Wilde did acknowledge (evidently to several people, since numerous separate sources recalled this) a glaring error in the very first line of the poem, "He did not wear his scarlet coat"—because Wooldridge, as a member of the Royal Horse Guards, had a blue uniform—but justified this poetic licence because the second line would make no sense if it said "For blood and wine are blue".

The poem has been translated into countless languages, including French (1898) by Henry Durand-Davray, Spanish (1898), German (1900), Russian (1904), and many others. The 1902 German translation by Emma Clausen is the earliest translation of the poem in any language done by a woman writer.

==Notable excerpts==
Several passages from the poem have become famous:

Yet each man kills the thing he loves
    By each let this be heard.
Some do it with a bitter look,
    Some with a flattering word.
The coward does it with a kiss,
    The brave man with a sword!

The line is a nod to Shakespeare's The Merchant of Venice, when Bassanio asks "Do all men kill the things they do not love?"

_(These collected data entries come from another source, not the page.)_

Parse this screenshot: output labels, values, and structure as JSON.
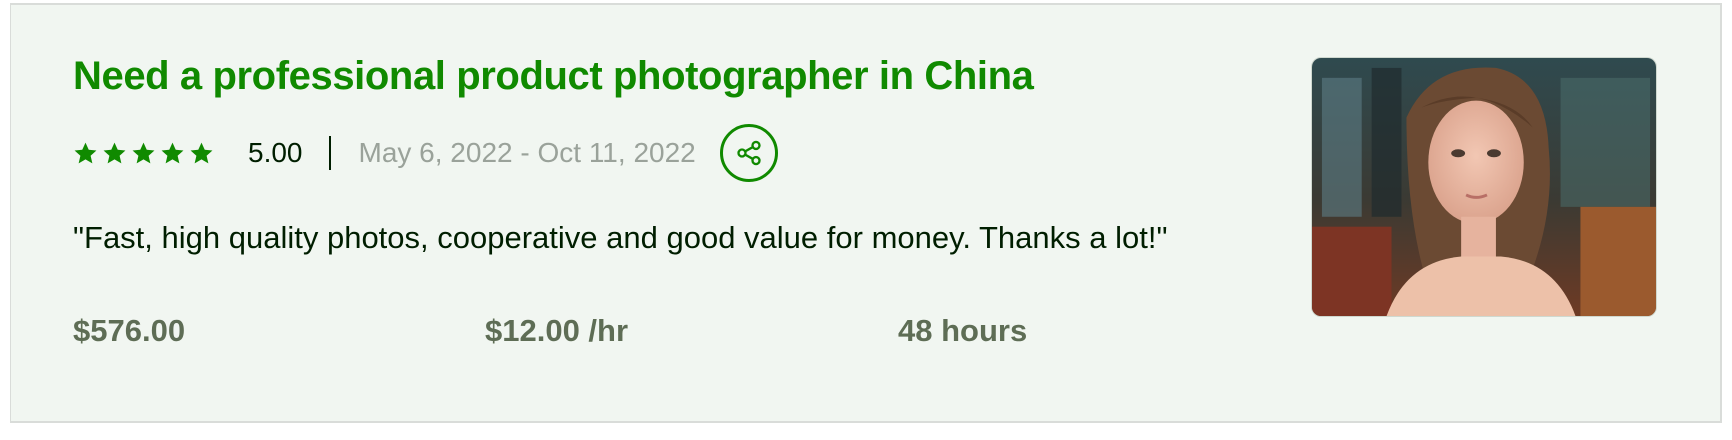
{
  "job": {
    "title": "Need a professional product photographer in China",
    "stars": 5,
    "rating": "5.00",
    "dates": "May 6, 2022 - Oct 11, 2022",
    "quote": "\"Fast, high quality photos, cooperative and good value for money. Thanks a lot!\"",
    "total": "$576.00",
    "rate": "$12.00 /hr",
    "hours": "48 hours"
  },
  "icons": {
    "star": "star-icon",
    "share": "share-icon"
  },
  "colors": {
    "accent": "#108a00",
    "card_bg": "#f1f6f1",
    "text": "#001e00",
    "muted": "#9aa29a",
    "stat": "#5e6d55"
  }
}
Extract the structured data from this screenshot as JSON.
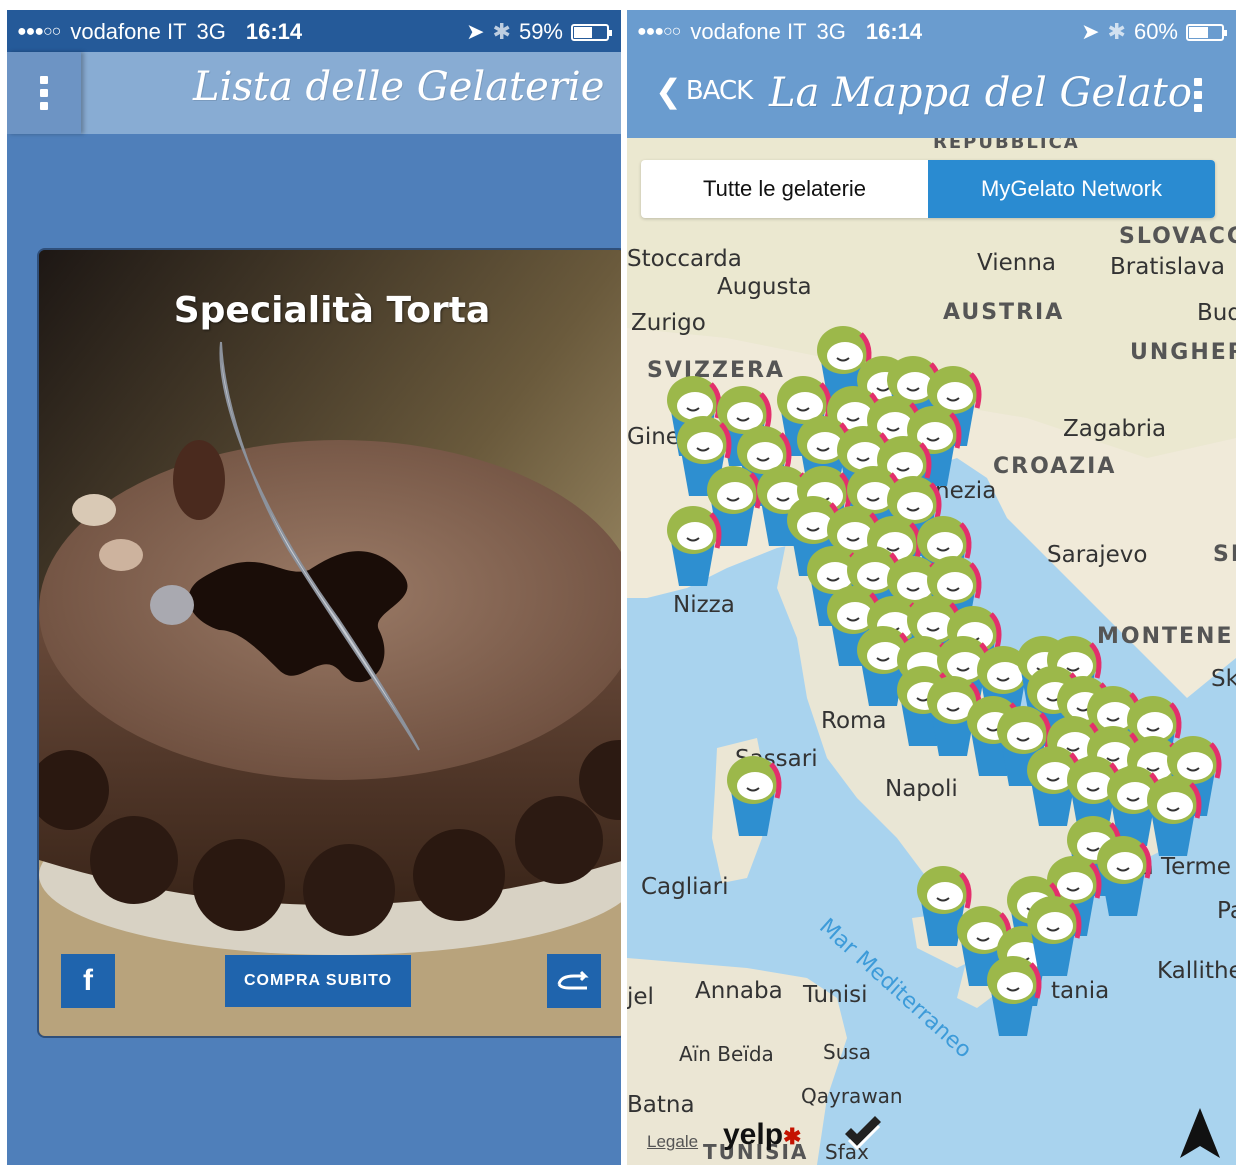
{
  "left_screen": {
    "status": {
      "signal": "●●●○○",
      "carrier": "vodafone IT",
      "network": "3G",
      "time": "16:14",
      "battery": "59%",
      "battery_level": 0.59
    },
    "nav": {
      "title": "Lista delle Gelaterie",
      "menu_icon": "vertical-dots-icon"
    },
    "card": {
      "title": "Specialità Torta",
      "facebook_label": "f",
      "buy_label": "COMPRA SUBITO",
      "share_icon": "share-icon"
    },
    "colors": {
      "background": "#4f7fba",
      "statusbar": "#255a99",
      "button": "#1f64ad"
    }
  },
  "right_screen": {
    "status": {
      "signal": "●●●○○",
      "carrier": "vodafone IT",
      "network": "3G",
      "time": "16:14",
      "battery": "60%",
      "battery_level": 0.6
    },
    "nav": {
      "back_label": "BACK",
      "title": "La Mappa del Gelato",
      "menu_icon": "vertical-dots-icon"
    },
    "segmented": {
      "option_all": "Tutte le gelaterie",
      "option_network": "MyGelato Network",
      "selected": "MyGelato Network"
    },
    "map_labels": {
      "stoccarda": "Stoccarda",
      "augusta": "Augusta",
      "zurigo": "Zurigo",
      "svizzera": "SVIZZERA",
      "ginevra": "Gine",
      "vienna": "Vienna",
      "bratislava": "Bratislava",
      "slovacchia": "SLOVACC",
      "austria": "AUSTRIA",
      "budapest": "Bud",
      "ungheria": "UNGHER",
      "zagabria": "Zagabria",
      "croazia": "CROAZIA",
      "venezia": "nezia",
      "sarajevo": "Sarajevo",
      "nizza": "Nizza",
      "montenegro": "MONTENE",
      "roma": "Roma",
      "sassari": "Sassari",
      "napoli": "Napoli",
      "cagliari": "Cagliari",
      "lamezia": "ezia Terme",
      "tunisi": "Tunisi",
      "annaba": "Annaba",
      "catania": "tania",
      "kallithea": "Kallithe",
      "ain_beida": "Aïn Beïda",
      "susa": "Susa",
      "qayrawan": "Qayrawan",
      "batna": "Batna",
      "tunisia": "TUNISIA",
      "sfax": "Sfax",
      "sea": "Mar Mediterraneo",
      "sk": "Sk",
      "pa": "Pa",
      "jel": "jel",
      "sl": "SL",
      "repubblica": "REPUBBLICA"
    },
    "attribution": {
      "legal": "Legale",
      "yelp": "yelp",
      "foursquare_icon": "foursquare-icon"
    },
    "location_icon": "location-arrow-icon",
    "marker_icon": "gelato-mascot-marker-icon"
  }
}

A passage from the poem was chosen as the epitaph on Wilde's tomb;

And alien tears will fill for him,
    Pity's long-broken urn,
For his mourners will be outcast men,
    And outcasts always mourn.

==References in other media==
- W. E. B. Du Bois quotes from the eleventh stanza of part IV of the poem at the end of chapter 17 of Black Reconstruction in America, 1860–1880:For he has a pall, this wretched man,
Such as few men can claim;
Deep down below a prison-yard,
Naked, for greater shame,
He lies, with fetters on each foot,
Wrapt in a sheet of flame!
- During the climax of D. W. Griffith's Intolerance, as The Boy is being led toward the gallows, one of the title-cards quotes the following excerpt:So with curious eyes and sick surmise
We watched him day by day,
And wondered if each one of us
Would end the self-same way,
For none can tell to what red Hell
His sightless soul may stray.
- In a 1962 episode of The Virginian titled "The Brazen Bell", a timid schoolteacher (George C. Scott) recites The Ballad of Reading Gaol to distract a convicted wife-killer who is holding him and a group of schoolchildren hostage (the series was set in approximately the same year as the first publication of the poem).
- In Vladimir Mayakovsky's long poem About This (Russian: Про это), there is a section titled "The Ballad of Reading Gaol" ("Баллада Редингской тюрьмы").
- In A Clockwork Orange by Anthony Burgess, while discussing the experimental aversion therapy administered to the narrator Alex, Dr. Branom says, "Each man kills the thing he loves, as the poet-prisoner said".
- The Ballad of Reading Gaol is also referenced and quoted in Eugene O'Neill's Ah, Wilderness!, and referenced in Act IV of Long Day's Journey into Night.
- The line "Each man kills the thing he loves" appears in two films concerned with ideas of criminality: Mad Love and Querelle.
- Robert Mitchum misquotes the poem to Janet Leigh in the 1949 film Holiday Affair – "There's a poem that runs roughly, 'Each man kicks the thing he loves.'"
- The Ballad of Reading Gaol is quoted at the end of chapter 16 of Upton Sinclair's The Jungle, attributing it to "a poet, to whom the world had dealt its justice".
- An excerpt of the poem is quoted in the 2018 film The Happy Prince.
- Sylvester Stallone's character (a former inmate) quotes lines from the poem and explains their meaning in the 2024 second-season episode of Tulsa King titled "Back in the Saddle".

==Audio productions==
- There have been a number of readings of the poem on BBC Radio, with readers including Ralph Richardson in 1963, Samuel West in 2005. and Alex Jennings in 2012.
- A live performance of the poem was broadcast from the Lyric Theatre in Hammersmith, London on BBC Radio 3 on 9 October 1995. The readers included Ian McKellen, Stephen Fry, Neil Tennant and Bette Bourne.
- Audiobook recordings include readings by Donald Sinden, Simon Callow., B. J. Harrison, David Moore, Roy Macready and Arthur English.

==Music==
Jacques Ibert's first symphonic work, La ballade de la geôle de Reading (The Ballad of Reading Gaol), was composed in 1920.